For disopyramide, the Food and Drug Administration (FDA) has issued a black box warning because of the drug’s known prodysrhythmic properties. It is not specifically linked to chest pain, valvular regurgitation, or renal failure.

5. A patient is admitted to the emergency room with a ventricular dysrhythmia associated with an acute myocardial infarction. The physician has ordered a bolus of lidocaine IV. What assessment should the nurse make prior to administering this medication?

  1. A)  Assess for lidocaine administration in the patient’s history.
  2. B)  Determine the patient’s ability to swallow.
  3. C)  Assess the patient’s nutritional history for allergies.
  4. D)  Determine if the patient has had a reaction to local anesthesia.

Ans: D
Lidocaine is contraindicated in patients allergic to local anesthetic agents. It is important to determine if the patient has been administered lidocaine in the past, but it is imperative to ascertain any untoward effects. The medication will be administered intravenously, so it is not necessary to assess the patient’s ability to swallow. However, swallowing can be impaired after administration and should be assessed. It is not necessary to do a nutritional assessment at this time.

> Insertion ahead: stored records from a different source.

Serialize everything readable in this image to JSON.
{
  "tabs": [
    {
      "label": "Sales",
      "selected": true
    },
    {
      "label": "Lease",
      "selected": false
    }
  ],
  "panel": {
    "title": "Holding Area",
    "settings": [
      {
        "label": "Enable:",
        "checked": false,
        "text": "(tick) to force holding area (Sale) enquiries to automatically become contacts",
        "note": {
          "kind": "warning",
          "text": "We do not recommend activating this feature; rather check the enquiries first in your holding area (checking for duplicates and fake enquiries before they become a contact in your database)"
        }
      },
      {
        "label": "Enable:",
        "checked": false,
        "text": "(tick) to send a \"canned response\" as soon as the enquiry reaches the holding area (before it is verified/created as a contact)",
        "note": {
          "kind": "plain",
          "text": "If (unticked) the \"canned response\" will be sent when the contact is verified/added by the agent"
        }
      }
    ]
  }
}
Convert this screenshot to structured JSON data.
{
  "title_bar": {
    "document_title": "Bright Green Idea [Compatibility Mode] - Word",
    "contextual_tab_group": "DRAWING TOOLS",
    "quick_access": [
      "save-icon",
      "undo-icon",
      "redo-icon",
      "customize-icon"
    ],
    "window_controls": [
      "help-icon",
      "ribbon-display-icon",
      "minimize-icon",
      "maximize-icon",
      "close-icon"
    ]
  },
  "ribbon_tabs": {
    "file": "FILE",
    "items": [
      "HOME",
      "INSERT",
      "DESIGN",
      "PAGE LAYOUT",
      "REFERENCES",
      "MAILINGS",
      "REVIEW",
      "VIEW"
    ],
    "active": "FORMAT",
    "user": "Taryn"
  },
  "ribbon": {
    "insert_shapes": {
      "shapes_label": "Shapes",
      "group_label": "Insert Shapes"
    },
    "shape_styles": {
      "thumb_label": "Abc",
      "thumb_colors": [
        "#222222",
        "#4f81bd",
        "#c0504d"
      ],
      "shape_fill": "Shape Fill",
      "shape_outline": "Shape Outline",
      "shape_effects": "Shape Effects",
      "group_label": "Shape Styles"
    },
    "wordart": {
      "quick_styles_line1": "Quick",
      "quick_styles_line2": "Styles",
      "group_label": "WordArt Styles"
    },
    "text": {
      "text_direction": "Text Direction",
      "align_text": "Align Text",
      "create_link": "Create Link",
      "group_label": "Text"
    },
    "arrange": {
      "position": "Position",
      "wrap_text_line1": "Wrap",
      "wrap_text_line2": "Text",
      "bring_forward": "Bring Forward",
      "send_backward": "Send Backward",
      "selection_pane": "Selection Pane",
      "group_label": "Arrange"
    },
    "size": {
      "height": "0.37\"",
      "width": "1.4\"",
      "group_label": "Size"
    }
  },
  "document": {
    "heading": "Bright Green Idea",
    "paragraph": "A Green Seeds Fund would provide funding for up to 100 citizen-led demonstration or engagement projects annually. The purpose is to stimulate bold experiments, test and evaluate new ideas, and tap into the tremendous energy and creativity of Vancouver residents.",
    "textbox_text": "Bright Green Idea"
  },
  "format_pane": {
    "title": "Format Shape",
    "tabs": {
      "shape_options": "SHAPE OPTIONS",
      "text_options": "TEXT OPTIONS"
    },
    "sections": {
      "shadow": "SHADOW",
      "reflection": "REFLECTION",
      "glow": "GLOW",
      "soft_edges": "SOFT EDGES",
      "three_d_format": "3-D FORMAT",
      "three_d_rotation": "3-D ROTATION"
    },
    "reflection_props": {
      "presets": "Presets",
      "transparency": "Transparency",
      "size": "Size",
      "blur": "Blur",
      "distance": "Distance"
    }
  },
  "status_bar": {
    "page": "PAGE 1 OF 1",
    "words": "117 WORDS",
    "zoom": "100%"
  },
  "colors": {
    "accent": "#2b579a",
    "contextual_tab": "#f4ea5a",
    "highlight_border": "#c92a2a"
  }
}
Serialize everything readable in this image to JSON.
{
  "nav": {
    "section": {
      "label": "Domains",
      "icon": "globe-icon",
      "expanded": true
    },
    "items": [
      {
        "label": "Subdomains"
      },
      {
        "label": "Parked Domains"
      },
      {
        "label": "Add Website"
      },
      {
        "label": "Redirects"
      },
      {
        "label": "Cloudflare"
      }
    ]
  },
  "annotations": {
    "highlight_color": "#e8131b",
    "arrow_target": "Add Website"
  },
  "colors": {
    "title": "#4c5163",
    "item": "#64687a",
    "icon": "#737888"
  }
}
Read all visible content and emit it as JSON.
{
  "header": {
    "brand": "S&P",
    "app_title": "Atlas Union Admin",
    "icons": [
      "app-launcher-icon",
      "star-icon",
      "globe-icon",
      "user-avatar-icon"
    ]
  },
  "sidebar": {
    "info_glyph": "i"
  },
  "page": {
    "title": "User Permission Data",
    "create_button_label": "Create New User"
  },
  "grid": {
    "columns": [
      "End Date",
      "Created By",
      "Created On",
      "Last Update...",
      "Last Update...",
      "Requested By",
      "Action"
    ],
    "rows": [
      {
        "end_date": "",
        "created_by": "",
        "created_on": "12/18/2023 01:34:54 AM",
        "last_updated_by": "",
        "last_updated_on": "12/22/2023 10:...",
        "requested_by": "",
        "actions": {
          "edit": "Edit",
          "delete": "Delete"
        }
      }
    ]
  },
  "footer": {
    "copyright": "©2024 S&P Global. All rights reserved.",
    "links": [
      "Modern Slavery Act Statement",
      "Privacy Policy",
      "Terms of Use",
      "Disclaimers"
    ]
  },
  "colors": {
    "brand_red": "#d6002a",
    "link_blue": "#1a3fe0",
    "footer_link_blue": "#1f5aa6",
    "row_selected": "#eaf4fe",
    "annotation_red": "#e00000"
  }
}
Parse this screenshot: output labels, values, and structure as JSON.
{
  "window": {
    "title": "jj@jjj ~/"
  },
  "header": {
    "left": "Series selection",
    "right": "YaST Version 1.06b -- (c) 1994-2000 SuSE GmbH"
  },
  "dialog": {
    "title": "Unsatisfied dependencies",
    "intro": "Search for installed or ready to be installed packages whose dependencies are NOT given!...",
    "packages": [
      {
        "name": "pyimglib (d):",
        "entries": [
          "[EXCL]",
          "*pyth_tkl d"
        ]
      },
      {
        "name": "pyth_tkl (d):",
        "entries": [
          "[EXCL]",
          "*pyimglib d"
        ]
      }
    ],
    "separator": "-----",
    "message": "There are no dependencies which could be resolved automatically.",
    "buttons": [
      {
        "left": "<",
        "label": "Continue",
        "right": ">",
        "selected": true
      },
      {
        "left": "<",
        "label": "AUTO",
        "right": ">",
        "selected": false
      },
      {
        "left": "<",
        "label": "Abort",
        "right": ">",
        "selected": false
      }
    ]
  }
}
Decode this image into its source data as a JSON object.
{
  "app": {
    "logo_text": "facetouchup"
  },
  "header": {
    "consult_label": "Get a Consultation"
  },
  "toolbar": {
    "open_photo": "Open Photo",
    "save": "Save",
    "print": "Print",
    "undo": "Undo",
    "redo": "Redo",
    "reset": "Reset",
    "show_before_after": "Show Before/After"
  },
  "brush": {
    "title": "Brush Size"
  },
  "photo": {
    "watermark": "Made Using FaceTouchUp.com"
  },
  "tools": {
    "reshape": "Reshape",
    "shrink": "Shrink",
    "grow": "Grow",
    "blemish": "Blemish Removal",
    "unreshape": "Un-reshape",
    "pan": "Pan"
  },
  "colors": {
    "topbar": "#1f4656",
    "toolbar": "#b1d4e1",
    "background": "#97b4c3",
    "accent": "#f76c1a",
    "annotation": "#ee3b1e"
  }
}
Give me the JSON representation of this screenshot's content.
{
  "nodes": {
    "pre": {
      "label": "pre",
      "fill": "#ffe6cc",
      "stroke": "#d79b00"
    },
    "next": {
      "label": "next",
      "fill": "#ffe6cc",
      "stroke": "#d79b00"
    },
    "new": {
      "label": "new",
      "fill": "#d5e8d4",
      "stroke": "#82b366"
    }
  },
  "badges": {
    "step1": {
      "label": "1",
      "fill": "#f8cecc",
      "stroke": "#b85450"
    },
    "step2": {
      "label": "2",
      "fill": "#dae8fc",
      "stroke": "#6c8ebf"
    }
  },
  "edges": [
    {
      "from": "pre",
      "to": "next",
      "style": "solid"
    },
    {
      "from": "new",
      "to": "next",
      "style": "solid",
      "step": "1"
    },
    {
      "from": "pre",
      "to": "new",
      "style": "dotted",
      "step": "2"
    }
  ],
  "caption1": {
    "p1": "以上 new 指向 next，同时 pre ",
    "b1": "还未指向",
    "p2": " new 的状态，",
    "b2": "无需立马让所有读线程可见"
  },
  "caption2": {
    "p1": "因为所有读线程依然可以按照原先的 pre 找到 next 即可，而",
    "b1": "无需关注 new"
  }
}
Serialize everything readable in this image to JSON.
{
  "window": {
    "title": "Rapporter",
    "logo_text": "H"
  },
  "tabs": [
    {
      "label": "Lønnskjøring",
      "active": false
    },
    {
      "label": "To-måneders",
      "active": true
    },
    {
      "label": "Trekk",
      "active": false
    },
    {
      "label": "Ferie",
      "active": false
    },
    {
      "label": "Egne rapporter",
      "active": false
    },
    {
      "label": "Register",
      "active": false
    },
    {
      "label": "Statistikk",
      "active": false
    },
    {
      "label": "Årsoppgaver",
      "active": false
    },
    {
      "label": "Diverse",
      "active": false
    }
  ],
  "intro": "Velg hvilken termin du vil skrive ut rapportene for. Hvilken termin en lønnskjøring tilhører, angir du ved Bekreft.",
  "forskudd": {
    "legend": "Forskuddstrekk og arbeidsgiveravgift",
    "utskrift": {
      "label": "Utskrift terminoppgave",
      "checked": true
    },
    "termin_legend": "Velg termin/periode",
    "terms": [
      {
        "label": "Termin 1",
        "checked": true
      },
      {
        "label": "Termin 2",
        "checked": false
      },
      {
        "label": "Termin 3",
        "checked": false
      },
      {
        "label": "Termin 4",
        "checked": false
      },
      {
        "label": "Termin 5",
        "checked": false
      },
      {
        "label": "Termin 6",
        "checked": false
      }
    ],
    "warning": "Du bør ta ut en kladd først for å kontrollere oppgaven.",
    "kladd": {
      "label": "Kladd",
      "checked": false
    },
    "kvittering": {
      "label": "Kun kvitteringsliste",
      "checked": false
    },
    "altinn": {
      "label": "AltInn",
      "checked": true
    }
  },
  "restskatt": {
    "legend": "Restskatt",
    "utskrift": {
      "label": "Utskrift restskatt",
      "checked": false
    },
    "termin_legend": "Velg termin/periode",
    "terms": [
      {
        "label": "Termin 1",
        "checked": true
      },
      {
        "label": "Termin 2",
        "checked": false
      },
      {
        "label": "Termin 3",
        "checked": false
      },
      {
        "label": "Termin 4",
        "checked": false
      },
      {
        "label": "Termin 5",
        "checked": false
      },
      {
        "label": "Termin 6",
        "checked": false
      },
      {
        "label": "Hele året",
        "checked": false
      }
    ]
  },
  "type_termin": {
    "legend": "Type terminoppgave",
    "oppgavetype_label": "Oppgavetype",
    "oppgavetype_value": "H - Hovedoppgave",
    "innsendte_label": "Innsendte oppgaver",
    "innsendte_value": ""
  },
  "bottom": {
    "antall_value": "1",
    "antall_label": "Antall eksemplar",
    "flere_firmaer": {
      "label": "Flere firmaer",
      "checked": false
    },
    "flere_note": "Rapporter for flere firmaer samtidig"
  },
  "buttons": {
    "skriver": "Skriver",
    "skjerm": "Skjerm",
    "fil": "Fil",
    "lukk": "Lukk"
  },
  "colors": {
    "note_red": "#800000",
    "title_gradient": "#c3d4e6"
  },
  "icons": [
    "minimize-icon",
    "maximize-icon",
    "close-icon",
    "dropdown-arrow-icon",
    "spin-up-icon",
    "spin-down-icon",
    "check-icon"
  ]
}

6. A physician has ordered lidocaine IV for a patient with a ventricular dysrhythmia. The nurse has administered a bolus of lidocaine. What is the recommended rate for continuous infusion of lidocaine IV?

  1. A)  0.25 to 0.75 mg/min
  2. B)  10 to 20 mg/min
  3. C)  1 to 4 mg/min
  4. D)  6 to 8 mg/min

Ans: C


A continuous infusion of lidocaine IV after a bolus is 1 to 4 mg/min. The administration of 0.25 to 0.75 mg/min would be too small of a dosage. The administration of 10 to 20 or 6 to 8 mg/min would be too large.